At the centre of this shift is its Pune R&D hub, which has evolved from a support base into a unit with end-to-end product ownership. What began as an extension of global engineering teams is now designing, building and refining platforms deployed worldwide.
Pune emerges as key global engineering centre
“Pune is not a small offshore unit – it’s a 1,000+ strong engineering hub with global product responsibility and 30% annual growth rate. It is also the largest development hub outside the SAS headquarters in Cary, North Carolina and is instrumental in developing AI, risk, fraud, and compliance solutions,” Bryan Harris, EVP & CTO, told FE.
The transition, however, goes beyond scale to something more structural. “The R&D consolidation is not just about scale, but about ownership,” Harris said. Teams in India are now embedded across critical areas such as advanced analytics, cloud-native data platforms and emerging technologies. “Every part of our portfolio – Viya platform, industry solutions and standalone AI models – has a contribution from the Pune facility,” he added.

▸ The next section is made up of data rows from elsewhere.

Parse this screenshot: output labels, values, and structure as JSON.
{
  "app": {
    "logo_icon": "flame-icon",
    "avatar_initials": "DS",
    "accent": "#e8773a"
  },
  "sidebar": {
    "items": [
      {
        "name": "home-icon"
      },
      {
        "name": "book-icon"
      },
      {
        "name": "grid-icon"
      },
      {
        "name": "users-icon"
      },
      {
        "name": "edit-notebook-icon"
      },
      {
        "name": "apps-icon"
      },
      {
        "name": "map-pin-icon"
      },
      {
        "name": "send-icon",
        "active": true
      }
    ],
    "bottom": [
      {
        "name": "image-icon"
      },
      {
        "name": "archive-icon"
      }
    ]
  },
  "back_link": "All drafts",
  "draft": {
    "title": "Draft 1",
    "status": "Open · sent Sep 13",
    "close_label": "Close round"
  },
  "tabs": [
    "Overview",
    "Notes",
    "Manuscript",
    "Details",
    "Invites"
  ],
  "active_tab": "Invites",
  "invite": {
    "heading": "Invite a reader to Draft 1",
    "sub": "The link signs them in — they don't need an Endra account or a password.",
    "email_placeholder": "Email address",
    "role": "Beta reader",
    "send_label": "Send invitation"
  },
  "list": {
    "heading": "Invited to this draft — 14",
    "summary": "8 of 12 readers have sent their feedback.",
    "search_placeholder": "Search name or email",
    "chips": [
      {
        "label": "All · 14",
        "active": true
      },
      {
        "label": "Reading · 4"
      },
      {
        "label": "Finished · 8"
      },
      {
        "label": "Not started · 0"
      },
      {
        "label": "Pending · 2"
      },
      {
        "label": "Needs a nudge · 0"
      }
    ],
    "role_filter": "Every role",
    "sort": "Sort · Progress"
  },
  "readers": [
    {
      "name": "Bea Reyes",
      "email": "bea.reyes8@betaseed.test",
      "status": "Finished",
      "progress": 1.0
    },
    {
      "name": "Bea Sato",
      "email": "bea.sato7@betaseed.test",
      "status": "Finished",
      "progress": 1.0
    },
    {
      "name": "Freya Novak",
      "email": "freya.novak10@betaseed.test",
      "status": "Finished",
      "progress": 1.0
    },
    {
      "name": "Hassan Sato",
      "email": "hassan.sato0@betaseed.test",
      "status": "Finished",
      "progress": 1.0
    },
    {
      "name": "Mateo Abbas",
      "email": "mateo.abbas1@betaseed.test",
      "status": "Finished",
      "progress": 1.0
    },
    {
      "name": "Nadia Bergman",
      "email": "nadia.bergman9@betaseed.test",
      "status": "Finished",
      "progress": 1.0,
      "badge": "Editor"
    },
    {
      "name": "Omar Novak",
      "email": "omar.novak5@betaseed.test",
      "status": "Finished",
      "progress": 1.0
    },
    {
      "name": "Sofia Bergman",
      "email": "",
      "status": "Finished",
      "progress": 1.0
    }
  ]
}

This expanded role aligns with SAS’s sharper technology focus. The company is prioritising four key areas – governance, agentic AI, digital twins and quantum AI – with India-based teams expected to play a central role in advancing these capabilities. The shift reflects both confidence in India’s engineering depth and the need for distributed innovation in an AI-driven landscape.
Alongside R&D, the commercial momentum in India is picking up. The country is emerging as a key growth market as enterprises accelerate their move from traditional analytics to AI-led decision systems. Sectors such as banking, manufacturing, healthcare and public services are increasingly investing in data-driven operations, creating a steady demand pipeline.

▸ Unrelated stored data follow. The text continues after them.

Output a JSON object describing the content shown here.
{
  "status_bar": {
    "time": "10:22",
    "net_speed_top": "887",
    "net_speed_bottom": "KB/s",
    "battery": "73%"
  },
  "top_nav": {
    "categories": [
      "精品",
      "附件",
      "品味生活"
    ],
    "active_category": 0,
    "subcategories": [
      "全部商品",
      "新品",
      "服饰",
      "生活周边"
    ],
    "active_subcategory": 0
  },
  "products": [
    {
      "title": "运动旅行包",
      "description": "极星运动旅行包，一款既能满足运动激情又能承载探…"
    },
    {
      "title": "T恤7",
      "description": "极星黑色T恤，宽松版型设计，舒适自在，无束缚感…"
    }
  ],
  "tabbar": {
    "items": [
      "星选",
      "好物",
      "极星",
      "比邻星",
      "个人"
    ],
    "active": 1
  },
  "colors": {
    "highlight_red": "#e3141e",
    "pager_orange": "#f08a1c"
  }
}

Cloud adoption is a major driver here. As organisations look to unify data and automate decision-making, SAS is positioning its offerings as enterprise-grade, scalable platforms that support both experimentation and production workloads. Government-led digital initiatives are adding further tailwinds, with analytics becoming central to policy execution and service delivery.
Analytics remains core as SAS bets on quantum AI
Even as it pushes into frontier areas like quantum, SAS is keeping analytics at the core of its strategy. At its annual conference, SAS Innovate, the company introduced SAS Quantum Lab, a specialised environment within the Viya platform aimed at helping organisations experiment with and apply quantum AI in real-world scenarios. “It serves as a launchpad for customers to bridge the gap between traditional computing and experimental quantum technologies,” Harris said.

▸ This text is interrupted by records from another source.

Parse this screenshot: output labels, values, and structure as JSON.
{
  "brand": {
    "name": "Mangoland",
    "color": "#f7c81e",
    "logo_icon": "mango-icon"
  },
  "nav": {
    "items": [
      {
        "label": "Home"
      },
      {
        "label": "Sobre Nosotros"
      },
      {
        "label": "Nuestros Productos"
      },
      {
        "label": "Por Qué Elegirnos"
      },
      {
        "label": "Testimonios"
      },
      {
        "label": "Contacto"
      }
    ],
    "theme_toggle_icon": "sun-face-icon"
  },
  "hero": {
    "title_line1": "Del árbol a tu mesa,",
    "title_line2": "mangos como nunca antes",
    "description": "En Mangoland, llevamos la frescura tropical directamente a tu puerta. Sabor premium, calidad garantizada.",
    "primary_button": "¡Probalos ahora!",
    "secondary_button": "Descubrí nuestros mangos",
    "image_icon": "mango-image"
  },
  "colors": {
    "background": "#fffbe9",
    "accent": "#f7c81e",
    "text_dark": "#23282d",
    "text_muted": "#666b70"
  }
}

Go-to-market strategy is also evolving. SAS is leaning more heavily on partnerships with system integrators, technology firms and domain specialists to co-develop solutions and enter new segments – an approach that reflects increasingly complex and collaborative buying cycles.
Talent remains a central lever in this strategy. SAS is investing in building a future-ready workforce in India, both internally and through external skilling initiatives, to address the structural gap in AI and data science capabilities while strengthening its own hiring pipeline.
Taken together, the moves signal a deeper strategic pivot. As global technology companies reassess where innovation should sit, SAS is doubling down on India – not just as a support base, but as a centre of capability, ownership and long-term growth.